PeptideTrace

Electron Transport Chain

A series of protein complexes in the inner mitochondrial membrane that transfer electrons through a series of redox reactions, generating the proton gradient that drives ATP synthesis. Cardiolipin is essential for organising these complexes.
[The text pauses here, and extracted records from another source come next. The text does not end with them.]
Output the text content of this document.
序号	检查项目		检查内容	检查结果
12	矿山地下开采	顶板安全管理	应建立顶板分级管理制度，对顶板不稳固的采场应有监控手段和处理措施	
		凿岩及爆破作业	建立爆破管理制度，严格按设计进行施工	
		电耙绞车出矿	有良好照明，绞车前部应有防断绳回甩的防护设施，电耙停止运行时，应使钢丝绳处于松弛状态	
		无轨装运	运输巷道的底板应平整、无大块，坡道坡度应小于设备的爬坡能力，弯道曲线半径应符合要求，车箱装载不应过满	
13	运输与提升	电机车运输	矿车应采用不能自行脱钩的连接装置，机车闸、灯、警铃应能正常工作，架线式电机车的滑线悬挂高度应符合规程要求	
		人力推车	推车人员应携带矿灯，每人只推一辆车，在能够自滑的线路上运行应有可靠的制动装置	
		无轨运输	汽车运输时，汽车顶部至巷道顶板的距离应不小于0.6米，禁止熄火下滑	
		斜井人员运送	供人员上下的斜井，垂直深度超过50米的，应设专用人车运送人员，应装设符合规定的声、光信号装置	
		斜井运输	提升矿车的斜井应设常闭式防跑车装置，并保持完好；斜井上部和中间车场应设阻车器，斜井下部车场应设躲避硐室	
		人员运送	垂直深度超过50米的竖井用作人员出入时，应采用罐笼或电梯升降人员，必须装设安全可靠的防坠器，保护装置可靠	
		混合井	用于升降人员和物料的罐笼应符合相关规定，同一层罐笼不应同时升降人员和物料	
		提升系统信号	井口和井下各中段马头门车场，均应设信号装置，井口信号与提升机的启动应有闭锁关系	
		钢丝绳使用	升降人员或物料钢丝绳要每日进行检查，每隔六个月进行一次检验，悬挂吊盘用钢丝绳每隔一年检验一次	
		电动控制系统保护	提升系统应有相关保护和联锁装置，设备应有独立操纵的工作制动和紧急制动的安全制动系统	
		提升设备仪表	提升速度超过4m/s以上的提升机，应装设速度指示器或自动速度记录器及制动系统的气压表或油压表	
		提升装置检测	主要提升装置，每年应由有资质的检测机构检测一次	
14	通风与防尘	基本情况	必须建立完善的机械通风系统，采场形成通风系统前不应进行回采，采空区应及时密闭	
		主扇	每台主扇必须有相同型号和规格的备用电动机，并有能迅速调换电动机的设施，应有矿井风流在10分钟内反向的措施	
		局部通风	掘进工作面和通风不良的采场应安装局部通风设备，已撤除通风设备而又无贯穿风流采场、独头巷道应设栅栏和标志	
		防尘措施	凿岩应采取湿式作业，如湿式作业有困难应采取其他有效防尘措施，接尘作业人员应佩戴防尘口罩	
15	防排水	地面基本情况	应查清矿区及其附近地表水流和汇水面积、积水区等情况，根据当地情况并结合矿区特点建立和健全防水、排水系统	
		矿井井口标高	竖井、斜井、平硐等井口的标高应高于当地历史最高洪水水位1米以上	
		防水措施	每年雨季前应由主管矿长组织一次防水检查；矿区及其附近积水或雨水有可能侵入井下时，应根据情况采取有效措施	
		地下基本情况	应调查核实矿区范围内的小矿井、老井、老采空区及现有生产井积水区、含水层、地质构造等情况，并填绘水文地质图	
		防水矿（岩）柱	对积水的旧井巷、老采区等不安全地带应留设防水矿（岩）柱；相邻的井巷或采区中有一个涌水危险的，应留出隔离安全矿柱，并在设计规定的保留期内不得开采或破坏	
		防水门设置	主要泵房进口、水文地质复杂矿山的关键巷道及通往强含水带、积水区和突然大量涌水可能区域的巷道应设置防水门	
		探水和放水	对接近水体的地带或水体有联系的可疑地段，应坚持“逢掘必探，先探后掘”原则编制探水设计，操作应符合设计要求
Elamipretide improves electron transport chain function in Barth syndrome.

Technical Context

ETC complexes: Complex I (NADH dehydrogenase, 45 subunits, ~1000kDa — oxidises NADH, pumps 4H⁺), Complex II (succinate dehydrogenase, 4 subunits — oxidises FADH₂, no proton pumping), Complex III (cytochrome bc1, 11 subunits — transfers electrons from CoQ to cytochrome c, pumps 4H⁺ via Q-cycle), Complex IV (cytochrome c oxidase, 13 subunits — transfers electrons to O₂ producing H₂O, pumps 2H⁺), and Complex V (ATP synthase, ~17 subunits — uses proton gradient to synthesise ATP via rotary catalysis, approximately 3H⁺ per ATP). Supercomplex organisation: CI+CIII₂+CIV forms the respirasome, optimising electron transfer and reducing ROS. Cardiolipin fills the supercomplex interfaces. In Barth syndrome, abnormal cardiolipin disrupts supercomplex assembly → electrons leak → superoxide production increases → oxidative damage compounds the ATP deficit. Elamipretide's cardiolipin stabilisation improves supercomplex organisation and reduces electron leak.